Bronitsky called the speech “tone deaf,” and accused it of lacking logical progression and coherence, and notably underutilized the “incredible stories of everyday Americans.”
“The ‘buck stops with me’ president didn’t acknowledge responsibility for any of the problems he’s produced, ranging from unprecedented illegal immigration due to open borders to inflation and anemic job growth resulting from draconian COVID mandates. The policies that received the most applause were those that Biden has opposed all along, such as getting kids back into classrooms and supporting law enforcement. As such, the address was an insult to the intelligence of Americans. It was as if the Biden White House gambled that this would be the first time in a year the citizens of this country were tuning into the news.”
“Frighteningly, as the current White House resident isn’t getting any younger, this might stand as the most lucid State of the Union of his administration,” he concluded.

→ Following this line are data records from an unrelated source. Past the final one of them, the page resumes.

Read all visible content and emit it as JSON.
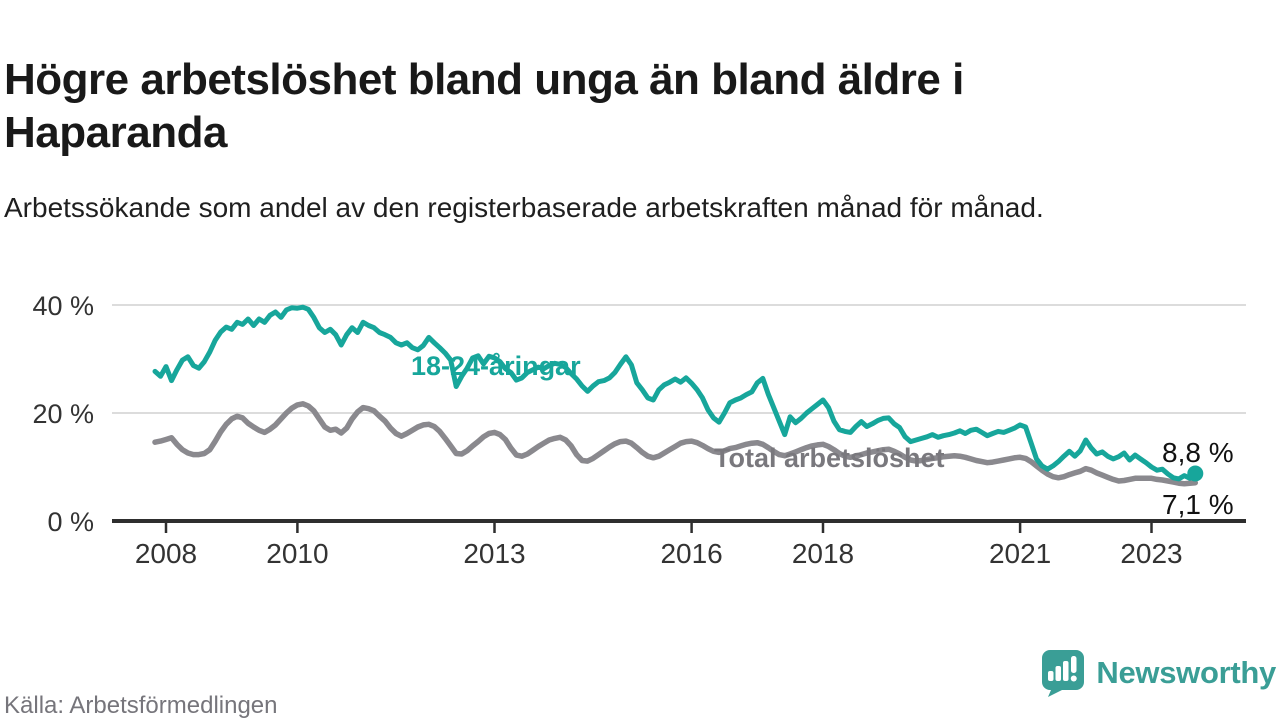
{
  "header": {
    "title": "Högre arbetslöshet bland unga än bland äldre i Haparanda",
    "subtitle": "Arbetssökande som andel av den registerbaserade arbetskraften månad för månad."
  },
  "footer": {
    "source": "Källa: Arbetsförmedlingen",
    "brand": "Newsworthy",
    "brand_color": "#3a9e96",
    "logo_icon": "speech-bubble-bar-chart"
  },
  "chart_data": {
    "type": "line",
    "title": "Högre arbetslöshet bland unga än bland äldre i Haparanda",
    "subtitle": "Arbetssökande som andel av den registerbaserade arbetskraften månad för månad.",
    "unit": "%",
    "grid": "horizontal",
    "legend_position": "inline-labels",
    "x_start_month": "2007-11",
    "x_end_month": "2023-09",
    "x_ticks": [
      2008,
      2010,
      2013,
      2016,
      2018,
      2021,
      2023
    ],
    "x_tick_labels": [
      "2008",
      "2010",
      "2013",
      "2016",
      "2018",
      "2021",
      "2023"
    ],
    "y_ticks": [
      {
        "value": 0,
        "label": "0 %"
      },
      {
        "value": 20,
        "label": "20 %"
      },
      {
        "value": 40,
        "label": "40 %"
      }
    ],
    "ylim": [
      0,
      44
    ],
    "colors": {
      "young": "#17a69b",
      "total": "#8a898e",
      "total_label": "#79787d",
      "grid": "#dcdcdc",
      "axis": "#2e2e2e",
      "tick_text": "#333333",
      "annotation": "#111111"
    },
    "series": [
      {
        "name": "18-24-åringar",
        "inline_label": "18-24-åringar",
        "end_label": "8,8 %",
        "end_value": 8.8,
        "values": [
          27.7,
          26.8,
          28.6,
          26.0,
          28.0,
          29.8,
          30.4,
          28.8,
          28.3,
          29.5,
          31.3,
          33.5,
          35.0,
          35.9,
          35.5,
          36.8,
          36.4,
          37.4,
          36.2,
          37.4,
          36.8,
          38.1,
          38.7,
          37.7,
          39.1,
          39.5,
          39.4,
          39.6,
          39.2,
          37.7,
          35.8,
          34.9,
          35.5,
          34.5,
          32.6,
          34.5,
          35.8,
          34.9,
          36.8,
          36.2,
          35.8,
          34.9,
          34.5,
          34.0,
          33.0,
          32.6,
          33.0,
          32.1,
          31.7,
          32.5,
          34.0,
          33.0,
          32.1,
          31.1,
          29.8,
          24.9,
          26.8,
          28.3,
          30.2,
          30.6,
          29.1,
          30.5,
          30.2,
          29.5,
          28.2,
          27.5,
          26.1,
          26.5,
          27.5,
          28.0,
          28.5,
          28.2,
          28.8,
          29.2,
          29.0,
          28.4,
          27.3,
          26.3,
          25.0,
          24.0,
          25.0,
          25.8,
          26.0,
          26.5,
          27.5,
          29.0,
          30.4,
          28.9,
          25.6,
          24.3,
          22.8,
          22.4,
          24.3,
          25.2,
          25.7,
          26.3,
          25.7,
          26.5,
          25.5,
          24.3,
          22.8,
          20.6,
          19.1,
          18.3,
          20.0,
          21.9,
          22.4,
          22.8,
          23.4,
          23.9,
          25.6,
          26.4,
          23.5,
          21.0,
          18.5,
          16.0,
          19.3,
          18.2,
          19.0,
          20.0,
          20.8,
          21.6,
          22.4,
          21.0,
          18.5,
          16.9,
          16.6,
          16.4,
          17.5,
          18.4,
          17.5,
          18.0,
          18.6,
          19.0,
          19.1,
          18.0,
          17.3,
          15.6,
          14.7,
          15.0,
          15.3,
          15.6,
          16.0,
          15.5,
          15.8,
          16.0,
          16.3,
          16.7,
          16.2,
          16.8,
          17.0,
          16.4,
          15.8,
          16.2,
          16.6,
          16.4,
          16.8,
          17.2,
          17.8,
          17.4,
          14.5,
          11.5,
          10.2,
          9.6,
          10.2,
          11.0,
          12.0,
          12.9,
          12.0,
          13.0,
          15.0,
          13.5,
          12.4,
          12.8,
          12.0,
          11.5,
          11.9,
          12.6,
          11.3,
          12.2,
          11.5,
          10.8,
          10.0,
          9.4,
          9.6,
          8.7,
          8.0,
          7.8,
          8.4,
          7.9,
          8.8
        ]
      },
      {
        "name": "Total arbetslöshet",
        "inline_label": "Total arbetslöshet",
        "end_label": "7,1 %",
        "end_value": 7.1,
        "values": [
          14.6,
          14.8,
          15.1,
          15.4,
          14.2,
          13.2,
          12.6,
          12.3,
          12.3,
          12.5,
          13.2,
          14.8,
          16.5,
          17.9,
          18.9,
          19.4,
          19.1,
          18.1,
          17.4,
          16.8,
          16.4,
          17.0,
          17.8,
          18.9,
          20.0,
          20.9,
          21.5,
          21.7,
          21.3,
          20.4,
          18.9,
          17.4,
          16.8,
          17.0,
          16.3,
          17.2,
          18.9,
          20.2,
          21.0,
          20.8,
          20.4,
          19.4,
          18.5,
          17.2,
          16.2,
          15.7,
          16.2,
          16.8,
          17.4,
          17.8,
          17.9,
          17.5,
          16.6,
          15.3,
          13.9,
          12.5,
          12.4,
          13.0,
          13.9,
          14.7,
          15.6,
          16.2,
          16.4,
          16.0,
          15.1,
          13.5,
          12.2,
          12.0,
          12.4,
          13.1,
          13.8,
          14.4,
          15.0,
          15.3,
          15.5,
          15.0,
          13.9,
          12.3,
          11.2,
          11.1,
          11.6,
          12.3,
          13.0,
          13.7,
          14.3,
          14.7,
          14.8,
          14.4,
          13.6,
          12.7,
          12.0,
          11.7,
          12.0,
          12.6,
          13.2,
          13.8,
          14.4,
          14.7,
          14.8,
          14.5,
          14.0,
          13.4,
          12.9,
          12.7,
          13.0,
          13.4,
          13.6,
          13.9,
          14.2,
          14.4,
          14.5,
          14.2,
          13.6,
          12.9,
          12.3,
          12.1,
          12.4,
          12.8,
          13.2,
          13.6,
          13.9,
          14.1,
          14.2,
          13.8,
          13.2,
          12.5,
          12.0,
          11.8,
          12.0,
          12.3,
          12.6,
          12.8,
          13.0,
          13.2,
          13.3,
          12.9,
          12.4,
          11.8,
          11.3,
          11.1,
          11.2,
          11.4,
          11.6,
          11.7,
          11.9,
          12.0,
          12.1,
          12.0,
          11.8,
          11.5,
          11.2,
          11.0,
          10.8,
          10.9,
          11.1,
          11.3,
          11.5,
          11.7,
          11.8,
          11.6,
          11.0,
          10.2,
          9.4,
          8.7,
          8.2,
          8.0,
          8.2,
          8.6,
          8.9,
          9.2,
          9.7,
          9.4,
          8.9,
          8.5,
          8.1,
          7.7,
          7.4,
          7.5,
          7.7,
          7.9,
          7.9,
          7.9,
          7.9,
          7.7,
          7.6,
          7.4,
          7.2,
          7.0,
          6.9,
          7.0,
          7.1
        ]
      }
    ]
  }
}
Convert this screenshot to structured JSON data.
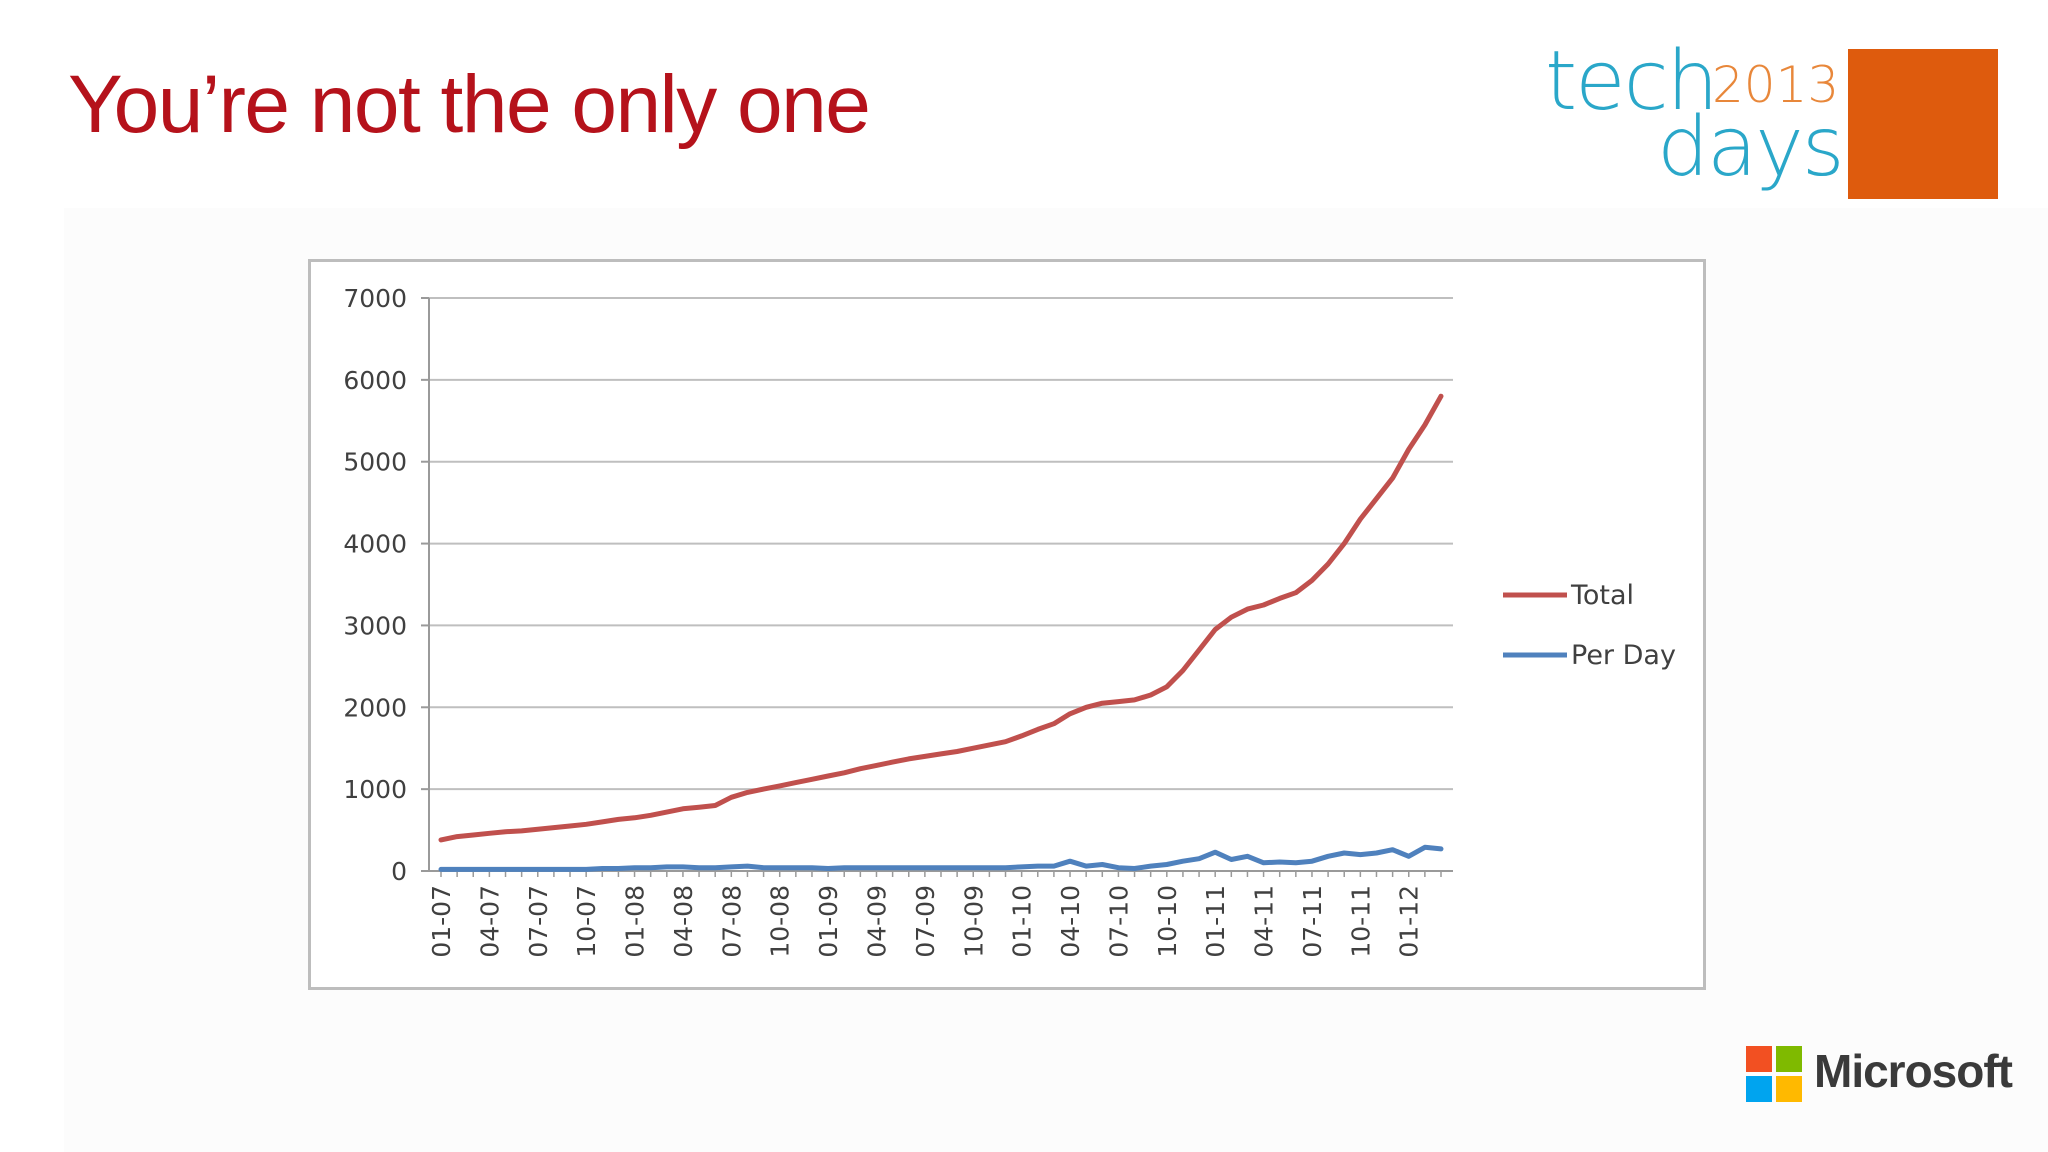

Rusty Hill: ‘Laundry list land’
Rusty Hills, a former speechwriter for Michigan Gov. John Engler, gave Biden’s speech a “C and that’s generous,” he said.
He agreed with other communications experts that Biden started strong on Ukraine and had “a united chamber, Republicans and Democrats.” However, when he launched into “laundry list land,” he lost the attention of Americans and said the delivery was “very, very rough.”
“I did not come away with a strong sense of any plan to deal with gas and grocery prices, which are top of mind for almost every voter and citizen. I did not come away with any sense that here is a well-crafted plan of attack to deal with inflation. The problem of higher prices is here, now. President Biden’s proposed solution — not here, and not now.
“I got the sense that the speech underwent so many changes, so late in the process, that the President was still getting used to it as he delivered it,” Hills explained, saying also that Biden saved his best line for last, that the State of the Union is “strong.”